Mistake #3: Accepting first-pass analysis on important questions
Fix: Challenge, verify, examine from multiple angles.
Mistake #4: Using recursive prompting for simple questions
Fix: Not everything needs this. "What's the contract start date?" doesn't need 5 steps.
Mistake #5: Not maintaining source citations
Fix: Force page numbers and section references at every step.
Measuring Improvement
Track these metrics as you implement recursive prompting:
Accuracy: How often do recursive prompts catch details that single-shot prompts miss?
Efficiency: Are you actually saving time versus traditional methods?
Cost: Are the multiple API calls worth the improved accuracy?
Confidence: Do you trust the analysis more when you've used recursive approaches?
For high-stakes decisions, compare outcomes:
- Traditional approach result
- Single-shot AI result
- Recursive prompting result
- Actual ground truth (when discovered later)
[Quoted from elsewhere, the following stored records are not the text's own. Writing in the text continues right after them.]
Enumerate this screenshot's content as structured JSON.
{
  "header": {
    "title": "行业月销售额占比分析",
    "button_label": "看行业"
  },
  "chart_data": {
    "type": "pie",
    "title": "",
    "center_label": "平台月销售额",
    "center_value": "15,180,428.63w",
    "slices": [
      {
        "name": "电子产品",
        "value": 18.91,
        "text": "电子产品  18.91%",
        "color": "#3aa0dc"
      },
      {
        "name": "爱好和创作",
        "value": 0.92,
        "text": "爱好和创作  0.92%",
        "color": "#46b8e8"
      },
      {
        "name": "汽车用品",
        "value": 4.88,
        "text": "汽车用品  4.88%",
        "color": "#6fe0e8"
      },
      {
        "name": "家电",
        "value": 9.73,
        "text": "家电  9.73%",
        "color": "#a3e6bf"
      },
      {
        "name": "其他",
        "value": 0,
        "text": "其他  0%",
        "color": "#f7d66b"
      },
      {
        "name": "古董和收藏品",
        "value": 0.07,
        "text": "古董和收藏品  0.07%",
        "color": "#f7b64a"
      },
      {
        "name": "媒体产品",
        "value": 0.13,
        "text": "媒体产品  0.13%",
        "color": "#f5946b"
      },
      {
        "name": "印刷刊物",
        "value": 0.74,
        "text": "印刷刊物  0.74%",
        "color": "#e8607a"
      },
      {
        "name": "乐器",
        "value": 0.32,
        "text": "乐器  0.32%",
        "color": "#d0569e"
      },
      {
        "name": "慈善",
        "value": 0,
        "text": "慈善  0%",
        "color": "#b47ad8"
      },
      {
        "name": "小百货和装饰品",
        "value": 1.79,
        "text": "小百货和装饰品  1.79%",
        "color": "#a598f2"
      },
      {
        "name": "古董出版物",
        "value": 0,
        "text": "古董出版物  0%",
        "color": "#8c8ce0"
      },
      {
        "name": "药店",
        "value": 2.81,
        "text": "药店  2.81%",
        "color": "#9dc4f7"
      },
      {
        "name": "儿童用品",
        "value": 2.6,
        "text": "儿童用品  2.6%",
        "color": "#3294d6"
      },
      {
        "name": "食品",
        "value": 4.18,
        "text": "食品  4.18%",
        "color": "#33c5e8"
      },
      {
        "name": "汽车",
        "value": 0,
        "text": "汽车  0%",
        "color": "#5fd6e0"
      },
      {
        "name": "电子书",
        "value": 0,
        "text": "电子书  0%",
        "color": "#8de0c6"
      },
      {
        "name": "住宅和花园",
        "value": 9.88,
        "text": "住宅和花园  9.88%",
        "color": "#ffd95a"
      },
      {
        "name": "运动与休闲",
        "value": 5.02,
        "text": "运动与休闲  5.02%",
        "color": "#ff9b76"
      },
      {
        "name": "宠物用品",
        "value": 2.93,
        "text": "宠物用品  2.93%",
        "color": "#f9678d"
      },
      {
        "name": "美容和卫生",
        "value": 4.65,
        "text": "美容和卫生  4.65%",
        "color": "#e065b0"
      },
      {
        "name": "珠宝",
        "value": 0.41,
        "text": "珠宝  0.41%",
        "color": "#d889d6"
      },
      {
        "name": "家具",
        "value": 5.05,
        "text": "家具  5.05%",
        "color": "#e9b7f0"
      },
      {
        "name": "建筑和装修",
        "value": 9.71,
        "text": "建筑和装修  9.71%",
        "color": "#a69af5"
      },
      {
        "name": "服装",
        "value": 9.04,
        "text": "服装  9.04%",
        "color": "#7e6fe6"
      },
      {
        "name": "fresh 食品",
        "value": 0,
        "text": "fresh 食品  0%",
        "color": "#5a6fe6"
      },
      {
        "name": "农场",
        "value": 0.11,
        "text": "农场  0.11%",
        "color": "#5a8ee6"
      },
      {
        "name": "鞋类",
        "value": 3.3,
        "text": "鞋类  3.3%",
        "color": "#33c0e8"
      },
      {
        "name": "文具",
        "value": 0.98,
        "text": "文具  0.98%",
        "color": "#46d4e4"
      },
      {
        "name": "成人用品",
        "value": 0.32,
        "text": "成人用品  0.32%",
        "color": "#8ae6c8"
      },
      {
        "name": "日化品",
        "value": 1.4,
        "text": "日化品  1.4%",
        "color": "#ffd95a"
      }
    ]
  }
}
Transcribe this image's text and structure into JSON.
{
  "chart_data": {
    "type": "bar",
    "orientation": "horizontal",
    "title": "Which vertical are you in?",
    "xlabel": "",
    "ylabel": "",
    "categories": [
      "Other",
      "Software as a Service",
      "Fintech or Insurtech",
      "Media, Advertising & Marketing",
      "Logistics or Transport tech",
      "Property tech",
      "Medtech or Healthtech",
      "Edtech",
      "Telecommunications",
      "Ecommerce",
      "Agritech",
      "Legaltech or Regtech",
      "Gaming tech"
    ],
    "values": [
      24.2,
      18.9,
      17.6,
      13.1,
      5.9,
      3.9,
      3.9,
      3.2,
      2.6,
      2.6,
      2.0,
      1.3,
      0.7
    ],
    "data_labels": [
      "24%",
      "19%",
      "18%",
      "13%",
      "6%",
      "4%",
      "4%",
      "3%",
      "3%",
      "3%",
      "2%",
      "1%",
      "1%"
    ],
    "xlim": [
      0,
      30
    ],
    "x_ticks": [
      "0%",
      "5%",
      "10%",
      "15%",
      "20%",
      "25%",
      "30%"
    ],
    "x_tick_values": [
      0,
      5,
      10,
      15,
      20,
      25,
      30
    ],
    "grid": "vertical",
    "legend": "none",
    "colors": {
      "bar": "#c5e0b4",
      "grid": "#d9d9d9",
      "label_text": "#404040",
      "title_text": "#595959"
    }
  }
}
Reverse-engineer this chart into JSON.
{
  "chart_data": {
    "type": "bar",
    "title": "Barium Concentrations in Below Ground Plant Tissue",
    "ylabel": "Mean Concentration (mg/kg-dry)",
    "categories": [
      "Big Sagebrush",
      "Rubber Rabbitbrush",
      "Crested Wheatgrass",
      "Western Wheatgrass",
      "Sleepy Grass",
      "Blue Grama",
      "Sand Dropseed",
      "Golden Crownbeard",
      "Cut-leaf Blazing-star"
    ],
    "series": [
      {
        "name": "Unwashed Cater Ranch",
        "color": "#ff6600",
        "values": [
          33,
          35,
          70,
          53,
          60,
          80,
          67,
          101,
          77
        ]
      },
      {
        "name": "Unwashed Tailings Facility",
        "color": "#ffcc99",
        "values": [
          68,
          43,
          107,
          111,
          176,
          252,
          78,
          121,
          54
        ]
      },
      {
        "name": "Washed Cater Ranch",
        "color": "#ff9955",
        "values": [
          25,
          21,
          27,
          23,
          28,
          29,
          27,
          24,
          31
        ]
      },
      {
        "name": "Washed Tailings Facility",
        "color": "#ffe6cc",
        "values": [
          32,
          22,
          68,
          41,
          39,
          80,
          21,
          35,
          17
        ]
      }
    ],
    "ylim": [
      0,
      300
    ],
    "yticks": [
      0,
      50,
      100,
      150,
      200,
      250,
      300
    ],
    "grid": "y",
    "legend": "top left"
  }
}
This builds intuition for when recursive approaches justify the extra effort.
The Bottom Line
True RLM implementations will automate this recursive thinking. Until then, you can use these prompt patterns to:
- Break through context limits manually
- Improve accuracy on complex analysis
- Build verification into your workflow
- Train your team to think recursively
The firms mastering recursive prompting now will transition seamlessly when automated RLM tools arrive. They'll understand the principles, recognize the capabilities, and know exactly which use cases justify the approach.
Start with one template. Pick your highest-value use case. Run it both ways, traditional single-shot prompt vs. recursive approach.
Compare results.
You'll see the difference immediately.